Plusieurs médias, y compris récemment, ont signalé que les classiques de la Bibliothèque Rose avaient été entièrement réécrits ces dernières années dans un but de “modernisation”. Ainsi, il y a eu suppression du passé simple, du vocabulaire jugé trop compliqué, des longues descriptions, des brimades, des phrases politiquement incorrectes sur les Gitans, des moindres éléments jugés sexistes, etc. Par contre, personne n’a relevé que dans le célèbre Club des Cinq, plus précisément Le Club des Cinq au bord de la mer, Hachette a remplacé la scène du chapitre V où les enfants vont à la messe par une scène où ils vont au marché ! Cette scène de la messe était encore présente dans l’édition 2000 mais a disparu depuis. J’ai pensé que cet exemple de déchristianisation rampante vous intéresserait.
Édition de 1969
« Voulez-vous aller à la messe ? demanda Mme Penlan. La route jusqu’à l’église de Trémanoir est ravissante, vous aimerez sûrement M. le curé; c’est un saint homme. – Oui, nous irons, dit François […] La vieille église dormait à l’ombre de ses tilleuls; elle était toute petite, accueillante, charmante. Lorsque Yan vit que l’on attachait le chien près du portail de l’église, il décida de rester avec son ami, ce qui n’amusa pas du tout Claude. Elle ne pourrait pas les surveiller, et ils allaient faire les fous tout le temps, qu’elle serait à la messe. La chapelle était fraîche et obscure, mais trois vitraux de couleurs projetaient sur les colonnes et sur les dalles des reflets violets, rouges et bleus. M. le curé avait l’air d’un saint. Son sermon, tout simple, semblait émouvoir chacun des fidèles en particulier. Il les connaissait bien tous, il était leur ami. Lorsque les enfants sortirent de la messe, ils furent éblouis par le soleil. »
Édition de 2011
« Voulez-vous m’accompagner au marché ? demande la fermière, après avoir rempli la dernière mangeoire de l’étable. – Oh, oui ! acquiescent les enfants. On tiendra Dago en laisse pour qu’il ne se jette pas sur les stands de poulets rôtis […] Le marché se tient à l’ombre des tilleuls : il n’est pas grand, mais très vivant. Sur les étalages reposent des légumes colorés et des fruits juteux. Des poulets dorés tournent sur les broches des rôtisseries. Les commerçants interpellent de leur voix sonores les clients qui arpentent l’allée, pour vanter la qualité de leurs produits. Mme Elouan connaît bien le boucher car c’est lui qui se charge de vendre les volailles de sa ferme. Lorsque les enfants quittent le marché, ils se sentent affamés. »
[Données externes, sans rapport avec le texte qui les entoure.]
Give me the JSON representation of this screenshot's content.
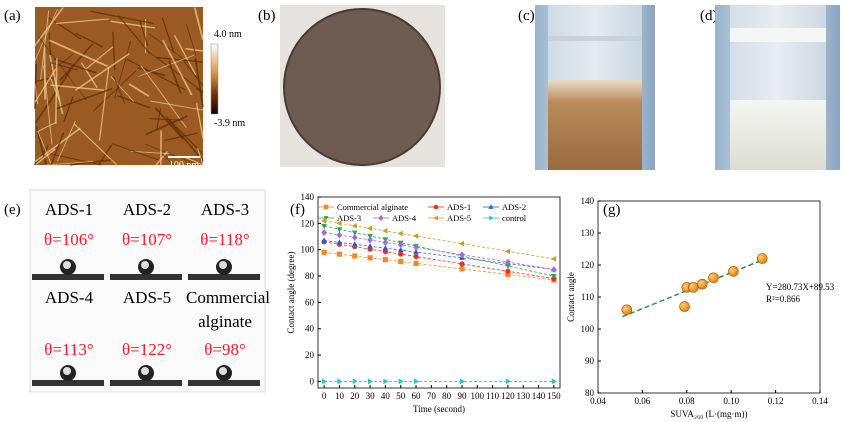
{
  "panels": {
    "a": {
      "label": "(a)",
      "colorbar_max": "4.0 nm",
      "colorbar_min": "-3.9 nm",
      "scale_bar": "100 nm"
    },
    "b": {
      "label": "(b)"
    },
    "c": {
      "label": "(c)"
    },
    "d": {
      "label": "(d)"
    },
    "e": {
      "label": "(e)",
      "items": [
        {
          "name": "ADS-1",
          "angle": "θ=106°"
        },
        {
          "name": "ADS-2",
          "angle": "θ=107°"
        },
        {
          "name": "ADS-3",
          "angle": "θ=118°"
        },
        {
          "name": "ADS-4",
          "angle": "θ=113°"
        },
        {
          "name": "ADS-5",
          "angle": "θ=122°"
        },
        {
          "name": "Commercial alginate",
          "angle": "θ=98°"
        }
      ]
    },
    "f": {
      "label": "(f)"
    },
    "g": {
      "label": "(g)"
    }
  },
  "chart_data": [
    {
      "type": "line",
      "x_label": "Time (second)",
      "y_label": "Contact angle (degree)",
      "x": [
        0,
        10,
        20,
        30,
        40,
        50,
        60,
        90,
        120,
        150
      ],
      "series": [
        {
          "name": "Commercial alginate",
          "color": "#f08a24",
          "marker": "square",
          "values": [
            98,
            96.6,
            95.2,
            93.8,
            92.4,
            91,
            89.6,
            85.4,
            81.2,
            77
          ]
        },
        {
          "name": "ADS-1",
          "color": "#e8302a",
          "marker": "circle",
          "values": [
            106,
            104.1,
            102.3,
            100.4,
            98.5,
            96.7,
            94.8,
            89.2,
            83.6,
            78
          ]
        },
        {
          "name": "ADS-2",
          "color": "#2a5bd7",
          "marker": "triangle-up",
          "values": [
            107,
            105.5,
            104.1,
            102.6,
            101.1,
            99.7,
            98.2,
            93.8,
            89.4,
            85
          ]
        },
        {
          "name": "ADS-3",
          "color": "#2aa84a",
          "marker": "triangle-down",
          "values": [
            118,
            115.5,
            112.9,
            110.4,
            107.9,
            105.3,
            102.8,
            95.2,
            87.6,
            80
          ]
        },
        {
          "name": "ADS-4",
          "color": "#a06ad8",
          "marker": "diamond",
          "values": [
            113,
            111.1,
            109.3,
            107.4,
            105.5,
            103.7,
            101.8,
            96.2,
            90.6,
            85
          ]
        },
        {
          "name": "ADS-5",
          "color": "#c8a020",
          "marker": "triangle-left",
          "values": [
            122,
            120.1,
            118.1,
            116.2,
            114.3,
            112.3,
            110.4,
            104.6,
            98.8,
            93
          ]
        },
        {
          "name": "control",
          "color": "#20c8c8",
          "marker": "triangle-right",
          "values": [
            0,
            0,
            0,
            0,
            0,
            0,
            0,
            0,
            0,
            0
          ]
        }
      ],
      "xlim": [
        -4,
        154
      ],
      "ylim": [
        -5,
        140
      ],
      "xticks": [
        0,
        10,
        20,
        30,
        40,
        50,
        60,
        70,
        80,
        90,
        100,
        110,
        120,
        130,
        140,
        150
      ],
      "yticks": [
        0,
        20,
        40,
        60,
        80,
        100,
        120,
        140
      ]
    },
    {
      "type": "scatter",
      "x_label": "SUVA₂₆₀ (L·(mg·m))",
      "y_label": "Contact angle",
      "x": [
        0.053,
        0.079,
        0.08,
        0.083,
        0.087,
        0.092,
        0.101,
        0.114
      ],
      "values": [
        106,
        107,
        113,
        113,
        114,
        116,
        118,
        122
      ],
      "color": "#f59a1a",
      "fit_line": {
        "slope": 280.73,
        "intercept": 89.53,
        "color": "#2a9a3a"
      },
      "annotations": [
        "Y=280.73X+89.53",
        "R²=0.866"
      ],
      "xlim": [
        0.04,
        0.14
      ],
      "ylim": [
        80,
        140
      ],
      "xticks": [
        0.04,
        0.06,
        0.08,
        {
          "value": 0.1,
          "label": "0.10"
        },
        0.12,
        0.14
      ],
      "yticks": [
        80,
        90,
        100,
        110,
        120,
        130,
        140
      ]
    }
  ]
}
Comme on dit familièrement, il n’y a pas photo ! L’intention de gommer toute allusion au christianisme est évidente sans compter la licence prise avec le texte original anglais de la romancière britannique Enid Blyton, créatrice, entre autres, de cette série du Club des cinq (The Famous Five, en anglais). S’il existe, en effet, des adaptations tout à fait acceptables pour “franciser” la traduction d’un roman d’aventure destiné à des enfants français, à partir du texte original anglais (noms, lieux, etc.), la suppression pure et simple de ce passage montrant des enfants se rendant « à la messe à l’église de Trémanoir » (version française) ou se rendant « à l’église de Tremannon » (version originale anglaise), en le remplaçant par une visite au marché est inacceptable et attentatoire au droit moral de l’auteur qui, même si elle est décédée en 1968 – l’ouvrage n’est toujours pas dans le domaine public, que je sache –, voit toujours son nom figurer sur la couverture malgré un texte inventé et qui n’est donc pas le sien ! C’est de l’abus de confiance.
Seriez-vous partant pour que nous lancions une pétition auprès de Hachette Jeunesse afin de leur demander de remettre ce chapitre V dans sa version d’origine dès le prochain tirage et de veiller à ne plus verser dans la christianophobie dans l’ensemble de ses publications destinées au jeune public ? Si oui, signalez-le ici: [email protected] , nous vous indiquerons la marche à suivre. Merci !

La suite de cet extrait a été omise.